There are options (usually paid) available where you can upload your own data into the cloud and use a ChatGPT-like interface to understand and query that data. As your data needs to be uploaded, it will still be processed in the cloud. This could be a deal breaker for some people.
Fortunately, there are tools available for free that you can use to ingest our data and allow you to query that data using a ChatGPT-like interface. One such tool is PrivateGPT.
PrivateGPT is a tool that allows you to train and use large language models (LLMs) on your own data. LLMs are powerful AI models that can generate text, translate languages, write different kinds of creative content, and answer your questions in an informative way.
There are many reasons why you might want to use privateGPT. For example, you might want to use it to:
- Generate text that is tailored to your specific needs
- Translate languages more accurately
- Write creative content that is more original
- Answer your questions in a more informative way
PrivateGPT gives you these benefits:
- Privacy: PrivateGPT allows you to train LLMs on your own data, without having to worry about your data being shared with others.
- Control: PrivateGPT gives you full control over the training process, so you can ensure that your LLM is trained on the data that you want it to be trained on.
- LLMs can be expensive to train and require a lot of computing resources. PrivateGPT solves these problems by allowing you to train LLMs on your own data, without having to worry about the cost or resources.
privateGPT requires Python 3.
Download and Install
You can find PrivateGPT on GitHub at this URL: https://github.com/imartinez/privateGPT.git
There is documentation available that provides the steps for installing and using privateGPT, but I will provide the steps specifically for a macOS system. The process should be very similar for Linux.
- Clone the git repo locally
git clone https://github.com/imartinez/privateGPT.git
- Install the required modules
cd privateGPTpip3 install -r requirements.txt
- Download and Install the LLM model and place it in a directory of your choice. In the case below, I’m putting it into the models directory.
mkdir modelscd modelscd ..
- Rename example.env to .env and edit the variables appropriately.
mv example.env .envvi .env ## change the settings below as appropriatePERSIST_DIRECTORY=dbMODEL_TYPE=GPT4AllMODEL_PATH=models/ggml-gpt4all-j-v1.3-groovy.binEMBEDDINGS_MODEL_NAME=all-MiniLM-L6-v2MODEL_N_CTX=1000
Note: because of the way langchain loads the SentenceTransformers embeddings, the first time you run the script it will require internet connection to download the embeddings model itself.
Instructions for ingesting your own dataset
Put any and all your files into the source_documents directory
The supported extensions are:
- .csv: CSV,
- .docx: Word Document,
- .doc: Word Document,
- .enex: EverNote,
- .eml: Email,
- .epub: EPub,
- .html: HTML File,
- .md: Markdown,
- .msg: Outlook Message,
- .odt: Open Document Text,
- .pdf: Portable Document Format (PDF),
- .pptx : PowerPoint Document,
- .ppt : PowerPoint Document,
- .txt: Text file (UTF-8),
Run this command to ingest the documents
python ingest.py
It will create a db folder containing the local vectorstore, which will take 20–30 seconds per document, depending on the size of the document.
You can ingest as many documents as you want, and all will be accumulated in the local embeddings database.
If you want to start from an empty database, delete the b folder.
Note: During the ingest process, no data leaves your local environment. You can ingest without an internet connection, except for the first time you run the ingest script when the embeddings model is downloaded.
Ask questions to your documents, locally!

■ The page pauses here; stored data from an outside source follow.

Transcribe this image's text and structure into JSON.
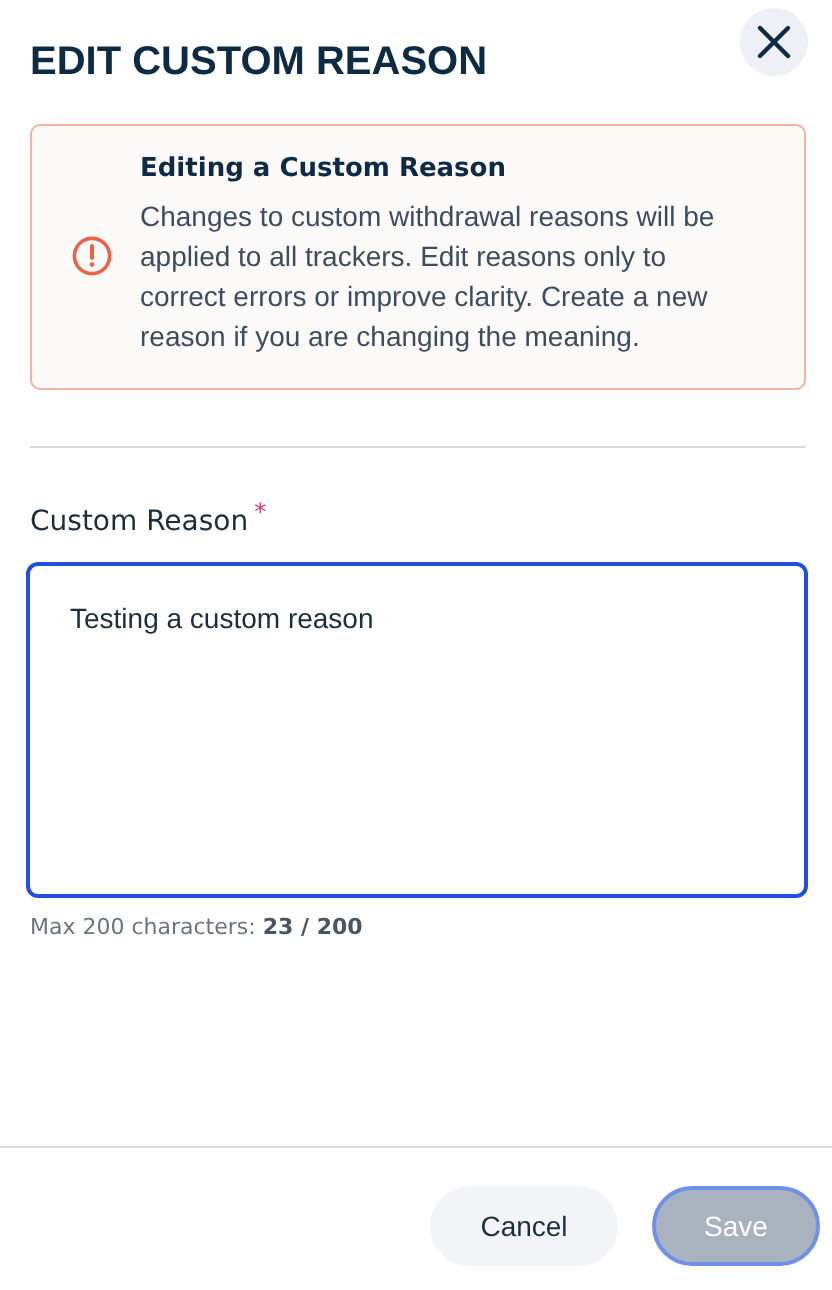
{
  "title": "EDIT CUSTOM REASON",
  "alert": {
    "title": "Editing a Custom Reason",
    "body": "Changes to custom withdrawal reasons will be applied to all trackers. Edit reasons only to correct errors or improve clarity. Create a new reason if you are changing the meaning."
  },
  "field": {
    "label": "Custom Reason",
    "required_mark": "*",
    "value": "Testing a custom reason",
    "focused": true,
    "counter": "Max 200 characters: **23 / 200**"
  },
  "buttons": [
    {
      "label": "Cancel",
      "kind": "secondary",
      "disabled": false
    },
    {
      "label": "Save",
      "kind": "primary",
      "disabled": true
    }
  ]
}
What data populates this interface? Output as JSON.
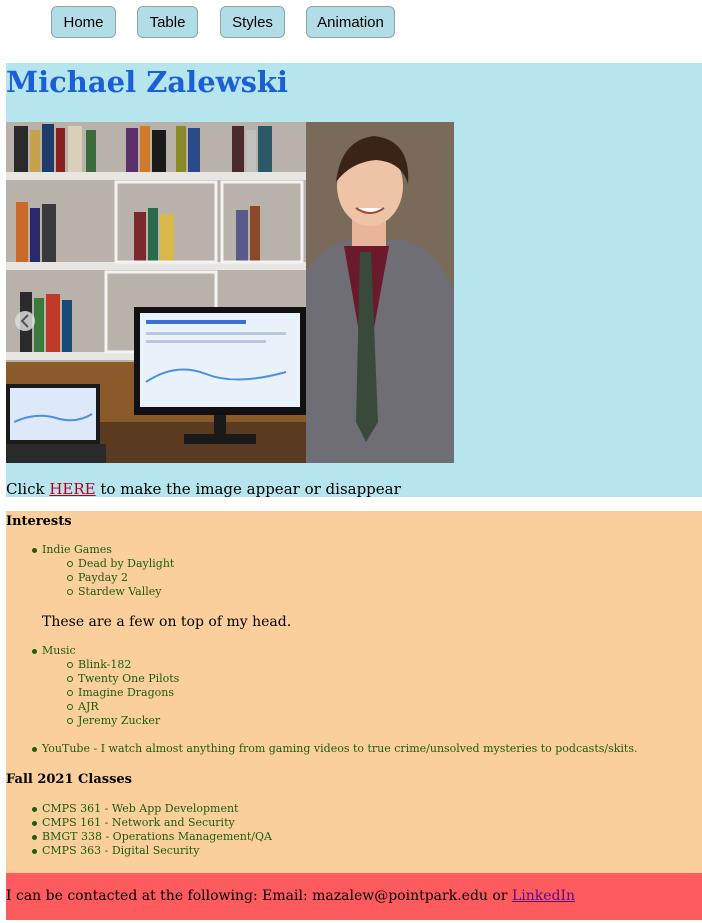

Run this command to start privateGPT to begin querying your data:
python privateGPT.py
In the sample session above, I used PrivateGPT to query some documents I loaded for a test. My objective was to retrieve information from it. However, as shown in #3 above, PrivateGPT did not remember the previous question I had asked about MacGPT.
Observation
- Data ingestion is fast, but querying that data is much slower
- privateGPT is much slower than ChatGPT on my M1 MacBook Pro.
- The output is not as good as ChatGPT. Answers can be cut off
- It doesn’t have a memory of previous chat prompts
Final Thoughts
Although privateGPT is not as fast or capable as ChatGPT, it still works reasonably well. It is particularly useful if you need to keep your data private. The software is incredibly user-friendly and can be set up and running in just a matter of minutes.